Monthly Archives: February 2019

Reflections on ‘A Kafkaesque Memoir’ (4)

In the last session recorded in the book McCort using once again a dream reflects on the relationship between spirituality and analysis in his life. He understands that two earlier phases in his life one as a Catholic and the second as a Zen practitioner are now experienced as contained within the field of analysis. He says that he still is convinced that Enlightenment is the true purity and Zen one way of finding it but:

What I see through the clear transcendent eye of analysis, is the psychological truth of my earlier identifications with Catholicism and Zen, which is that basically I used one layer of repression, Zen, to ‘whitewash’ the earlier repressive layer of the Church, with its awesome power to alienate us from the body and its instincts.

The analysis revealed these two to be empty attachments – just nothing at all. Clearing away a great deal of the psychological baggage reveals ‘the emptiness of one thing, and in so seeing to realize you’re already free of it, is to see the emptiness of everything’ – there’s no way back to the neurotic prison. Ironically the analysis gave McCort a steady access ‘to the vision of sunyata that Zen had promised, but, in my case at least, couldn’t deliver’.

In his conclusion McCort ruminates that although his analysis ended after 9 years there is no reason for the analytic cast of mind ever to end – why would one return to a state of unconsciousness? ‘Once you board this train, “the self-realization express,” you’ll never get off, nor will you ever want to, even if the formal part is done’. He writes that continuing to deepen consciousness is now the way he chooses to live ‘the good life’. Recognising that there will still be problems and ‘lifelong emotional entanglements with or without “symptoms” might be one reason, but also he sees it as a path for those in mid-life ‘who find themselves asking the question, “Is this all there is?”’ For continuing on “the self-realization express” train and in particular working on archetypal material from his dreams is giving McCort a feet in both worlds.

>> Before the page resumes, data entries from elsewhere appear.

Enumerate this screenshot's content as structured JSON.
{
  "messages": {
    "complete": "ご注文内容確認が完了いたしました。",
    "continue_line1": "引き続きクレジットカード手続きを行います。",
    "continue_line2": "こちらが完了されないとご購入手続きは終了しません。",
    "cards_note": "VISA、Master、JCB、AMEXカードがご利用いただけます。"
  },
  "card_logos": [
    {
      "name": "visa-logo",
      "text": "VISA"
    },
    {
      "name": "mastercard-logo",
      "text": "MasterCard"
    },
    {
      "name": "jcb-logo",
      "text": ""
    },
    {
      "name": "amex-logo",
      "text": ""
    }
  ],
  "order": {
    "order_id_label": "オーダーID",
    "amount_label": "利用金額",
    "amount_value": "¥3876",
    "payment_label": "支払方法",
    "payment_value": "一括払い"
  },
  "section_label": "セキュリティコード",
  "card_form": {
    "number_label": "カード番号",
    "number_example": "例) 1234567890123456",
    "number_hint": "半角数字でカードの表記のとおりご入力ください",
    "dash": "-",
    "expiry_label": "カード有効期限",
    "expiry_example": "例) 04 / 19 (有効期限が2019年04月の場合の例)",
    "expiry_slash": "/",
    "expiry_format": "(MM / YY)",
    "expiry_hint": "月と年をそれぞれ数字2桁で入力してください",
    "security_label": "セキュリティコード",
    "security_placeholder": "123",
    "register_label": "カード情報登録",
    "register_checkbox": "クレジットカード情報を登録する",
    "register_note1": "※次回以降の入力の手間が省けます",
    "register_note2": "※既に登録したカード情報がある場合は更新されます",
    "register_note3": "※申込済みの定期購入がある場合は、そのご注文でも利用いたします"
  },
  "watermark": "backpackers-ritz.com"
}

Here he is meaning ‘the extraordinary within the ordinary’ or quoting Friedrich Schleiermacher, ‘the experience of the Infinite within the finite’.

Another way that he explains this ‘two-world’ consciousness is using Carl Jung’s ‘vertical’ distinction between the personal and the collective unconscious where using the Jungian idea of phases gives phases 1 and 2 of a psychoanalysis as confession and interpretation which tend to come under the ‘personal’ and phases 3 and 4 education and transformation under ‘collective’: ‘the latter comprising a mysterious abyss beneath and beyond the limited threshold of individual experience’. This is ‘the realm of the spiritual: bottomless, inexhaustible, it is, in its deepest depths, where what we call “God” is to be found.’

I’m reminded that Thomas Merton wrote that a good psychoanalysis with the right person could (as well as contemplative prayer can do) breakthrough all the layers of the false self to the true self – and beyond the personal unconscious; this is what this book describes.

 

Reflections on ‘A Kafkaesque Memoir’ (3)

In the account of the analysis Dennis McCort and Dr. P. work on long standing issues around guilt about sex and in one session the idea of transcendence from conflict is explored.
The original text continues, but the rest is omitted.